The Bearcats took a 9-0 record into the regular season finale against arch-rival Morton with the Golden Chicken trophy and the North Little Dixie Division title on the line. Despite the terrific running of Forest’s all-conference halfback Billy Thompson, Morton led 7-3 into the fourth quarter. Fittingly, the Bearcat defense delivered the winning points. Bobby Latham broke through the line to block a punt and Madden picked it up and ran it in for the winning points.

On the sidelines, Risher saw Lee Evans, a black defensive back, celebrating the go-ahead touchdown, dancing with Forest Mayor Fred Gaddis. Said Risher, “Ol’ Lee Evans was having a good time, dancing all around. I jacked him up and told him to get out there and he better make the next tackle. Well, he did better than that. He made several tackles in a row to clinch the victory.”

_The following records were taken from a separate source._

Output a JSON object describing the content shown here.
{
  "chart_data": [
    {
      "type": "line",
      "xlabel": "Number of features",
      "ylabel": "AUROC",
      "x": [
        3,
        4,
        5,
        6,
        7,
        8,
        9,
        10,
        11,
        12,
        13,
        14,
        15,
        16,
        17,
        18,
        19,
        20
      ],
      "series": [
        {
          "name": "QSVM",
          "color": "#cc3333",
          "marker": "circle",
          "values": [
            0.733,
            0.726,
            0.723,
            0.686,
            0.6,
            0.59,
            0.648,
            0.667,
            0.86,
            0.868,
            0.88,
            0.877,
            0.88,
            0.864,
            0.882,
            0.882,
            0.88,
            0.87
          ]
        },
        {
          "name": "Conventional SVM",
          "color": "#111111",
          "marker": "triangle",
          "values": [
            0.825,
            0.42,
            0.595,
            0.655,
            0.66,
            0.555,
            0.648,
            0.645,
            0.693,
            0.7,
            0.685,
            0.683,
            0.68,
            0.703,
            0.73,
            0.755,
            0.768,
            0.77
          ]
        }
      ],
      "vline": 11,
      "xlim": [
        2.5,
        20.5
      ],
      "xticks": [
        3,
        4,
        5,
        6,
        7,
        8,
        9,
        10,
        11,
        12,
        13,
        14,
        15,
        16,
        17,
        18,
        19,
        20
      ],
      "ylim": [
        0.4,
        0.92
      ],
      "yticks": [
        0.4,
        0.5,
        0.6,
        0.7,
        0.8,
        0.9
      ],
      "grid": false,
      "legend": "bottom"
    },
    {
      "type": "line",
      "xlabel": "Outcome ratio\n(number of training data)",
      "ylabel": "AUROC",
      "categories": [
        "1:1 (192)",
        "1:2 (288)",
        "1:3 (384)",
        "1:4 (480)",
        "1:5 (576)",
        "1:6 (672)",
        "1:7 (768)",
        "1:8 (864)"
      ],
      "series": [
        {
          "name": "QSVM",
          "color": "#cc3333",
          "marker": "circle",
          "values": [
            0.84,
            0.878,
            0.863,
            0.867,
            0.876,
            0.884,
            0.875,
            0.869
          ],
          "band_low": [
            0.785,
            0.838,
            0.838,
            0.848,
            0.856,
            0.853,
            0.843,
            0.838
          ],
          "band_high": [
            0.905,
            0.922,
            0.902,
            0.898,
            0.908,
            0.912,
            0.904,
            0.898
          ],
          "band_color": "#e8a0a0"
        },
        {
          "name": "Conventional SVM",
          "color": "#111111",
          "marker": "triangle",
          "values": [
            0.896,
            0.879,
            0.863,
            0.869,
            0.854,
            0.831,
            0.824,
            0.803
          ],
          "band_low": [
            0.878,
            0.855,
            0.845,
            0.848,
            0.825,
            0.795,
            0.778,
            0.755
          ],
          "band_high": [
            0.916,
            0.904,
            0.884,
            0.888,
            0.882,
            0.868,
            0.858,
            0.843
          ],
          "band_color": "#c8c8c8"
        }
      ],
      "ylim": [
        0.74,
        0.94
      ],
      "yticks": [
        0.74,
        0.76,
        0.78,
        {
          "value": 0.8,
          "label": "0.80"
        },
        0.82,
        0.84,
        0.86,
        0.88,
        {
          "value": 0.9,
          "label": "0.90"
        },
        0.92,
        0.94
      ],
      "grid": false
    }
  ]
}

Running back Billy Thompson, legs always churning, ran for more than 1,000 yards and scored 67 points.

Forest, 10-0 and champion of the north, would play Monticello, winners of the South Little Dixie and coached by the legendary Parker Dykes, for the overall league championship. Risher, looking for an edge, switched from the Bearcats’ normal Power-I formation to a Winged-T to for the championship game.

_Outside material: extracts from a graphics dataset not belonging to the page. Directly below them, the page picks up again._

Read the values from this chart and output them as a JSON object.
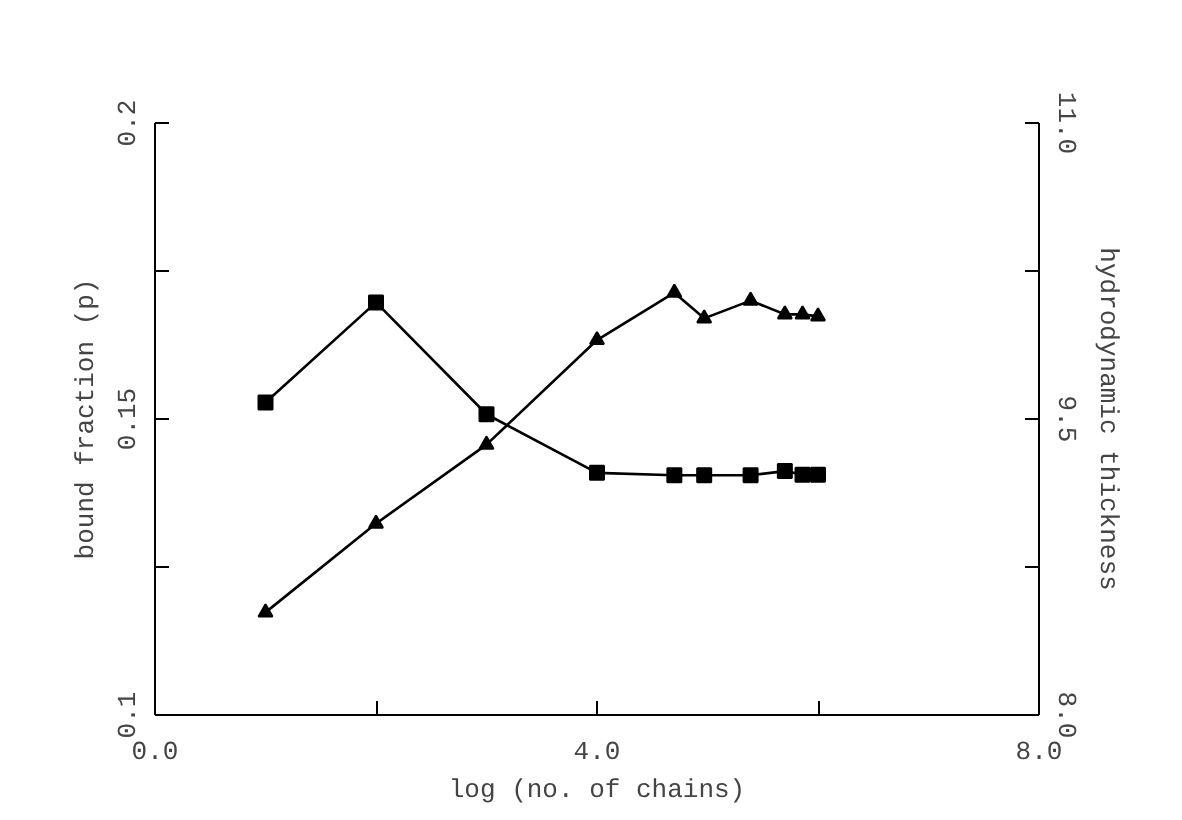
{
  "chart_data": {
    "type": "line",
    "xlabel": "log (no. of chains)",
    "ylabel": "bound fraction (p)",
    "y2label": "hydrodynamic thickness",
    "xlim": [
      0,
      8
    ],
    "xticks": [
      {
        "value": 0,
        "label": "0.0"
      },
      {
        "value": 2,
        "label": null
      },
      {
        "value": 4,
        "label": "4.0"
      },
      {
        "value": 6,
        "label": null
      },
      {
        "value": 8,
        "label": "8.0"
      }
    ],
    "ylim": [
      0.1,
      0.2
    ],
    "yticks": [
      {
        "value": 0.1,
        "label": "0.1"
      },
      {
        "value": 0.125,
        "label": null
      },
      0.15,
      {
        "value": 0.175,
        "label": null
      },
      {
        "value": 0.2,
        "label": "0.2"
      }
    ],
    "y2lim": [
      8,
      11
    ],
    "y2ticks": [
      {
        "value": 8,
        "label": "8.0"
      },
      {
        "value": 8.75,
        "label": null
      },
      9.5,
      {
        "value": 10.25,
        "label": null
      },
      {
        "value": 11,
        "label": "11.0"
      }
    ],
    "grid": false,
    "line_style": "solid",
    "series": [
      {
        "color": "#000000",
        "marker": "square",
        "x": [
          1.0,
          2.0,
          3.0,
          4.0,
          4.7,
          4.97,
          5.39,
          5.7,
          5.86,
          6.0
        ],
        "values": [
          0.1528,
          0.1697,
          0.1508,
          0.1409,
          0.1405,
          0.1405,
          0.1405,
          0.1412,
          0.1406,
          0.1406
        ]
      },
      {
        "color": "#000000",
        "marker": "triangle",
        "axis": "y2",
        "x": [
          1.0,
          2.0,
          3.0,
          4.0,
          4.7,
          4.97,
          5.39,
          5.7,
          5.86,
          6.0
        ],
        "values": [
          8.52,
          8.97,
          9.37,
          9.9,
          10.14,
          10.01,
          10.1,
          10.03,
          10.03,
          10.02
        ]
      }
    ]
  }
}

That Friday was one Risher will never forget. Robin Risher, his infant son, became ill that morning and was rushed to a Jackson hospital where he was pronounced in critical condition.

“I got to the hospital and everyone was shaking their heads like there was no hope,” Risher said. “I was told to prepare for the worst.”

The Risher family was quarantined as a precautionary measure. Risher remained at the hospital while the Bearcats took on Monticello. “I had all the confidence in the world in Bo Clark and Billy Ray Dill,” Risher said. “There was no panic from anyone.”

There need not have been, although the score was tied at 10 going into the fourth quarter. That’s when Bearcats, as had been their habit all season, took over. Thompson, who rushed for 115 yards, scored two fourth quarter touchdowns to clinch a 22-10 victory.

Meanwhile, Robin Risher was diagnosed with meningitis. He would remain hospitalized for 10 days and would fully recover.

James “Bo” Clark

Fifty years later, the surviving 1970 Forest Bearcats are well into their 60s. At least seven have died, including Billy Thompson, the hard-charging 1,000-yard rusher and the team’s leading scorer with 67 points. Gone, too, is the much-beloved Bo Clark, who would serve on the Forest Board of Aldermen for the last 37 years of his life. Clark died last June. He was 88.

Risher, the head coach, is battling cancer. Dill retired after a career with the Chevron Oil Refinery in Pascagoula, where he last coached as offensive coordinator of an undefeated 1976 State Champion Pascagoula High team.

Surviving players and coaches will be celebrated at halftime of a Sept. 18 Forest-Florence game at L.O. Atkins Field, where 50 years ago the town’s first integrated football team, under a brand-new coaching staff, overcame so many obstacles to achieved perfection. In so doing, the 1970 Forest Bearcats helped bring two races, two schools and one proud town together.